Son monde déjà noir était devenu presque aussi silencieux qu'obscur.
Malgré ses oreilles obstruées, il pouvait entendre quelques sons au loin, des voix trop étouffées pour qu'il ne puisse comprendre leur propos ou identifier leur propriétaire.
Sa prison de fortune était étroite, l'obligeant à tenir dans une position inconfortable, les jambes ramenées contre lui, tête sur les genoux et bras contre le buste. Il y faisait terriblement humide, et l'odeur rance de du mauvais alcool lui irritait la gorge, l'étourdissait. Il y avait tout juste un mince filet d'air provenant d'une entaille sur le couvercle du tonneau qui lui permettait de respirer suffisamment pour ne pas encore tourner de l'oeil.

Il n'avait jamais été consommateur d'alcool, malgré la réputation des Sacrieurs d'être d'agréables compagnons de beuverie. La boisson, ou du moins le fait d'être enfermé dans un tonneau qui en avait contenu des jours durant, l'énivrait, trompait ses sens. La violente sensation de vertige qui le prit était quelque chose de totalement abstrait et nouveau pour lui, rendant l'experience plus effrayante qu'elle ne l'aurait dû.
Pour la première fois depuis longtemps, il réalisa qu'il était en train de perdre son sang froid.

Sueurs froides, douleur lancinante au niveau des tempes, nausée.
Angoisse.

Il tenta de ruer pour se défaire de ses liens, mais l'étroitesse du tonneau rendit impossible la plupart des mouvements.

La panique fut rapidement mâtinée de frustration. Personne n'était en train de le surveiller, il le savait : Torbwa avait bien précisé que lui et ses deux comparses iraient ensemble à la taverne. Et quoi, il n'était même pas fichu de profiter de ce moment pour fuir ?

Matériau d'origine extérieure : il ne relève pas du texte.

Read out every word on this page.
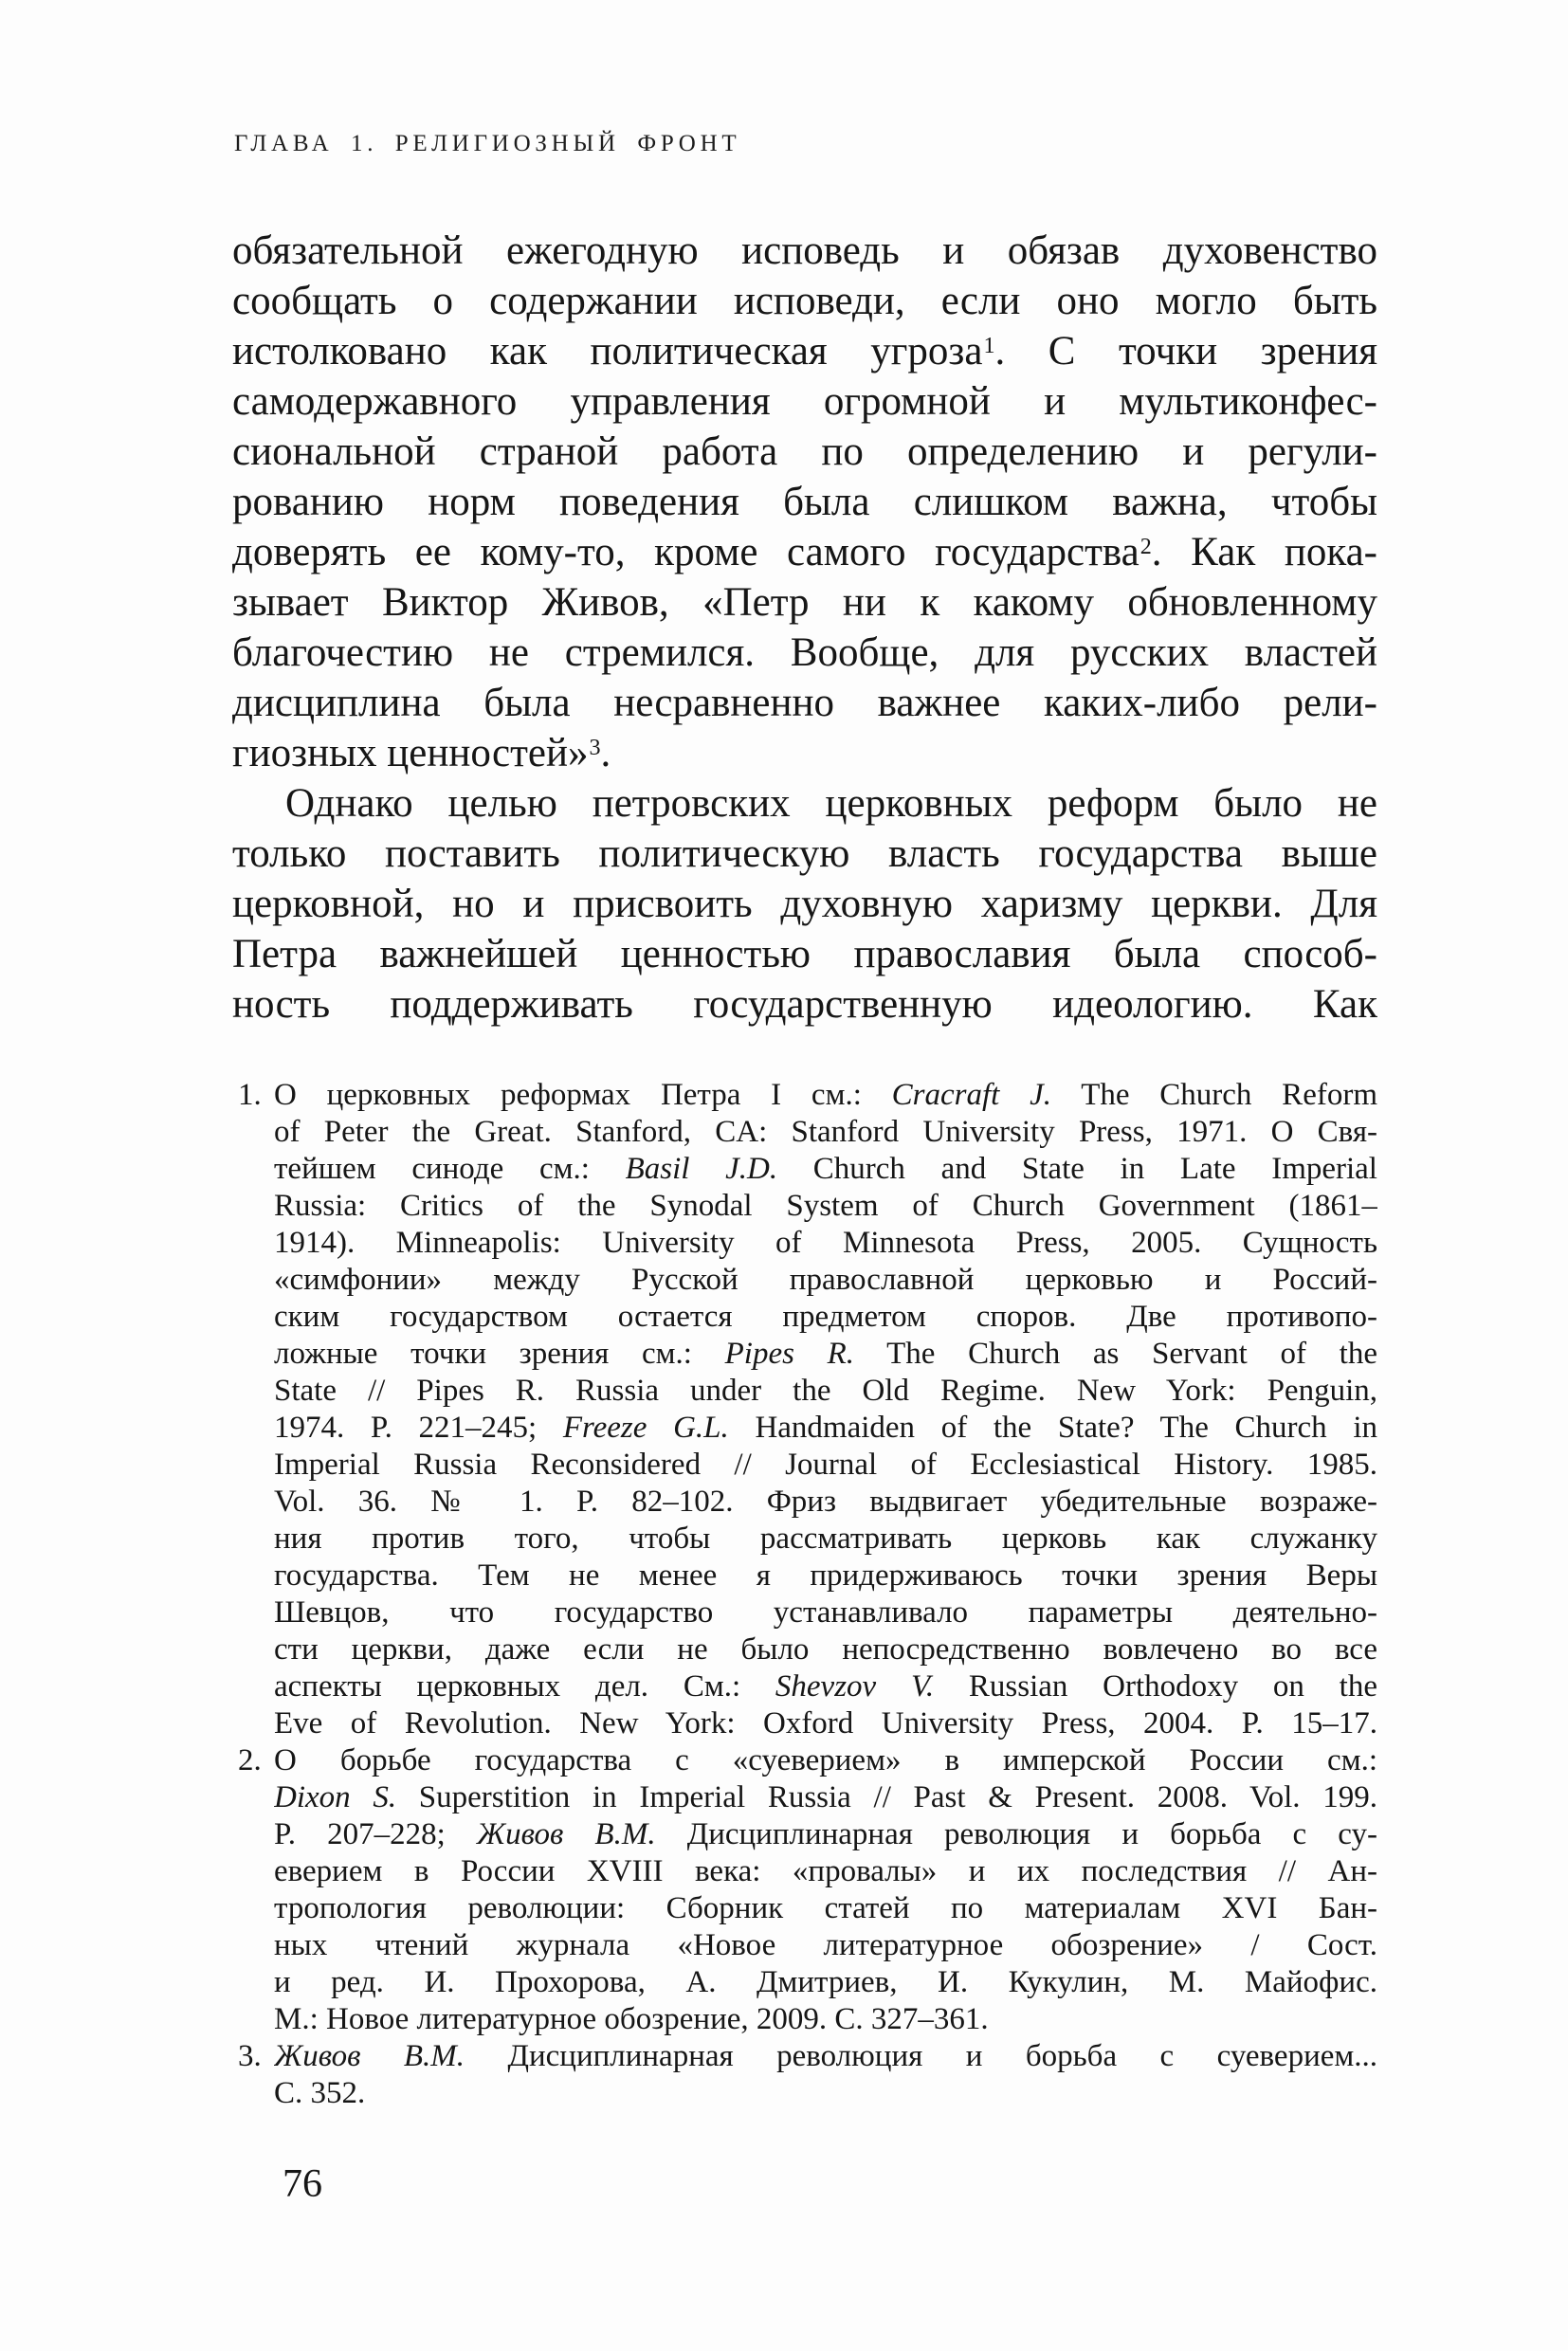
ГЛАВА 1. РЕЛИГИОЗНЫЙ ФРОНТ
обязательной ежегодную исповедь и обязав духовенство
сообщать о содержании исповеди, если оно могло быть
истолковано как политическая угроза$^1$. С точки зрения
самодержавного управления огромной и мультиконфес-
сиональной страной работа по определению и регули-
рованию норм поведения была слишком важна, чтобы
доверять ее кому-то, кроме самого государства$^2$. Как пока-
зывает Виктор Живов, «Петр ни к какому обновленному
благочестию не стремился. Вообще, для русских властей
дисциплина была несравненно важнее каких-либо рели-
гиозных ценностей»$^3$.
Однако целью петровских церковных реформ было не
только поставить политическую власть государства выше
церковной, но и присвоить духовную харизму церкви. Для
Петра важнейшей ценностью православия была способ-
ность поддерживать государственную идеологию. Как
1. О церковных реформах Петра I см.: Cracraft J. The Church Reform
of Peter the Great. Stanford, CA: Stanford University Press, 1971. О Свя-
тейшем синоде см.: Basil J.D. Church and State in Late Imperial
Russia: Critics of the Synodal System of Church Government (1861–
1914). Minneapolis: University of Minnesota Press, 2005. Сущность
«симфонии» между Русской православной церковью и Россий-
ским государством остается предметом споров. Две противопо-
ложные точки зрения см.: Pipes R. The Church as Servant of the
State // Pipes R. Russia under the Old Regime. New York: Penguin,
1974. P. 221–245; Freeze G.L. Handmaiden of the State? The Church in
Imperial Russia Reconsidered // Journal of Ecclesiastical History. 1985.
Vol. 36. № 1. P. 82–102. Фриз выдвигает убедительные возраже-
ния против того, чтобы рассматривать церковь как служанку
государства. Тем не менее я придерживаюсь точки зрения Веры
Шевцов, что государство устанавливало параметры деятельно-
сти церкви, даже если не было непосредственно вовлечено во все
аспекты церковных дел. См.: Shevzov V. Russian Orthodoxy on the
Eve of Revolution. New York: Oxford University Press, 2004. P. 15–17.
2. О борьбе государства с «суеверием» в имперской России см.:
Dixon S. Superstition in Imperial Russia // Past & Present. 2008. Vol. 199.
P. 207–228; Живов В.М. Дисциплинарная революция и борьба с су-
еверием в России XVIII века: «провалы» и их последствия // Ан-
тропология революции: Сборник статей по материалам XVI Бан-
ных чтений журнала «Новое литературное обозрение» / Сост.
и ред. И. Прохорова, А. Дмитриев, И. Кукулин, М. Майофис.
М.: Новое литературное обозрение, 2009. С. 327–361.
3. Живов В.М. Дисциплинарная революция и борьба с суеверием...
С. 352.
76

L'alcool lui montait à la tête, l'empêchait de raisonner convenablement.
Immobilisé, réduit au silence. Impossible d'user de son sang, son corps n'ayant aucune plaie assez fraîche.
Il allait falloir qu'il trouve un autre moyen de se sortir de là avant le retour des bandits.


---


-Alors comme ça, tu viens d'Frigost ?

Lass hocha la tête, le sourire aux lèvres. Il avait la mine fière typique de celui qui parle de son pays et qui ne trouve que du bon à en dire. Le gros Pandawa et le Iop semblaient boire ses paroles, l'écoutant comme si ses mots charriaient des filons de diamant. Il aurait pu leur raconter n'importe quoi. Les pigeons parfaits.
Du coin de l'oeil, il surveillait tout de même l'Eniripsa, légèrement en retrait par rapport à ses deux acolytes. Il ne l'avait pas lâché du regard un seul instant, et semblait le jauger.
Le Roublard s'en détourna bien vite après lui avoir lancé un petit rictus engageant. Il n'en montrait rien, mais la présence du disciple de la Fée des Miracles l'embêtait au plus haut point.
De toute évidence, il n'était pas interessé par ses récits, et il était même fort probable qu'il n'en croit rien. Un sceptique. Un méfiant. Le genre à servir de voix de la raison à ses camarades moins malins.
Il fallait retourner ses alliés contre lui, ou l'égorger en douce lorsqu'ils auraient le dos tourné. Ou les deux.
Oh, et puis égorger les deux autres aussi ensuite, tant qu'à faire. Histoire de passer le temps.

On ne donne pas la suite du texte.